The G drive link below contains the presentation desk, video presentation, model and the data that has been used to train the AI.
https://drive.google.com/drive/folders/14jBTddCsa6_qHcjO8KjS8K11wafrO-OV?usp=drive_link
Introduction- This GitHub repository houses the code and resources for a Drowsiness Detection System and Virtual Bumper for road vehicles. These advanced safety features aim to enhance driver alertness, reduce the risk of accidents, and prevent speed-related collisions. By implementing these technologies, we aim to improve road safety, minimize accidents, and reduce associated legal and insurance costs.
Drowsiness Detection System- A drowsiness detection system is designed to monitor driver behavior, typically through cameras or sensors, in order to identify signs of fatigue. Here are some key benefits of implementing such a system:
- Reducing the risk of accidents caused by drowsy driving.
- Minimizing fatalities and injuries, leading to fewer legal and insurance costs for businesses.
- Increasing productivity and operational efficiency by ensuring driver alertness in commercial fleets.

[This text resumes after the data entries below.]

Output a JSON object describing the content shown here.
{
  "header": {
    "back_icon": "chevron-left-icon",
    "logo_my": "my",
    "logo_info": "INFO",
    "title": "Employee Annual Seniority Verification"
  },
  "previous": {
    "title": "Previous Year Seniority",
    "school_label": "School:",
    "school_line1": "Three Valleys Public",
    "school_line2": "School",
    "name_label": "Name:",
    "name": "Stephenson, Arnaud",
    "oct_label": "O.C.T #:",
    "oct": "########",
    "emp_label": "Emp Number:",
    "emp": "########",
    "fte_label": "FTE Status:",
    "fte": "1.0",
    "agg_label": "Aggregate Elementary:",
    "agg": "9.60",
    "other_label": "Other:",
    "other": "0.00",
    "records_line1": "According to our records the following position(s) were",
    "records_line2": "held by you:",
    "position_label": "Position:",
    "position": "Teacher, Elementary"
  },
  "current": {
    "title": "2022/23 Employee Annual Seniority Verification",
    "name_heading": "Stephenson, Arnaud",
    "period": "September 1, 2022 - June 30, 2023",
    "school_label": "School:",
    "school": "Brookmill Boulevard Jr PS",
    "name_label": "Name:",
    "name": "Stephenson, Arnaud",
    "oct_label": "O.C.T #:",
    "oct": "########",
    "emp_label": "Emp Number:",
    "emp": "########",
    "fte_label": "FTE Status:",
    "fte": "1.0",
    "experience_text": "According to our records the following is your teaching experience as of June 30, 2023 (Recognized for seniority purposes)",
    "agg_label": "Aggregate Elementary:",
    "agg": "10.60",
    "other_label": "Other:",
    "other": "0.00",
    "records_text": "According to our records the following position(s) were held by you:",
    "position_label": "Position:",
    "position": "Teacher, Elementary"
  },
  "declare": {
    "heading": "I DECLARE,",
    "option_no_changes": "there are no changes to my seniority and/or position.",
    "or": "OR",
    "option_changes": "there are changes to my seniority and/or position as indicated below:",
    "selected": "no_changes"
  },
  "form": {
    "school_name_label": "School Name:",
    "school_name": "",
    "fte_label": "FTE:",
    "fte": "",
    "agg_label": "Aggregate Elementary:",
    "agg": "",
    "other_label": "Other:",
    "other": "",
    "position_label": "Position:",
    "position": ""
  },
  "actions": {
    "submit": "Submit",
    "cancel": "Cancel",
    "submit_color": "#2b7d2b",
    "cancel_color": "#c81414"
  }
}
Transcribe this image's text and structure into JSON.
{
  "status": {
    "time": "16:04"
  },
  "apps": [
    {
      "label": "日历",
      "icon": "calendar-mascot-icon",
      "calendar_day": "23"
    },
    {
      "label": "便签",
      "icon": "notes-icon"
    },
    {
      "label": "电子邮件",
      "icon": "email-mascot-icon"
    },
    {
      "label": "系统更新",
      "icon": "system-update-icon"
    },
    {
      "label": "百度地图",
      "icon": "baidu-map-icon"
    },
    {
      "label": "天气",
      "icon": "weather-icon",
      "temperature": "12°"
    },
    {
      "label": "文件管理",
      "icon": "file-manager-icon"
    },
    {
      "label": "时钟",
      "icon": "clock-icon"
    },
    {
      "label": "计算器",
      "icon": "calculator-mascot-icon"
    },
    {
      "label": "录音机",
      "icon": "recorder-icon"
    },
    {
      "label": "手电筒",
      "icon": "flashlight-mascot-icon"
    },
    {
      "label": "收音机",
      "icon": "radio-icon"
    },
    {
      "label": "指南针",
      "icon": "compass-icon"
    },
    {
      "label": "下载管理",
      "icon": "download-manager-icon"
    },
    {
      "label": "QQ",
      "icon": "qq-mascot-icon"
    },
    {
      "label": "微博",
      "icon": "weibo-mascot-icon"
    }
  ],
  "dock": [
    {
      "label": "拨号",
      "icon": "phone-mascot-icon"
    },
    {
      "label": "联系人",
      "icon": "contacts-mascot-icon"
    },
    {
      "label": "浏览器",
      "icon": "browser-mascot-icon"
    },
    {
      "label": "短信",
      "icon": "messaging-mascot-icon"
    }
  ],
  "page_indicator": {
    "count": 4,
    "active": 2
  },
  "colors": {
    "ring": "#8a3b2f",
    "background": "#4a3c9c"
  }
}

- Enhancing brand reputation and customer trust through a commitment to safety.
- Potentially reducing insurance premiums for businesses with safer driving records.
Virtual Bumper- A virtual bumper is a safety feature that uses sensors and algorithms to detect instances of error during driving and autonomously applies brakes or reduces speed to avoid accidents. Here are the advantages of implementing a virtual bumper system:
- Actively monitors and manages vehicle speeds, reducing the likelihood of high-speed accidents.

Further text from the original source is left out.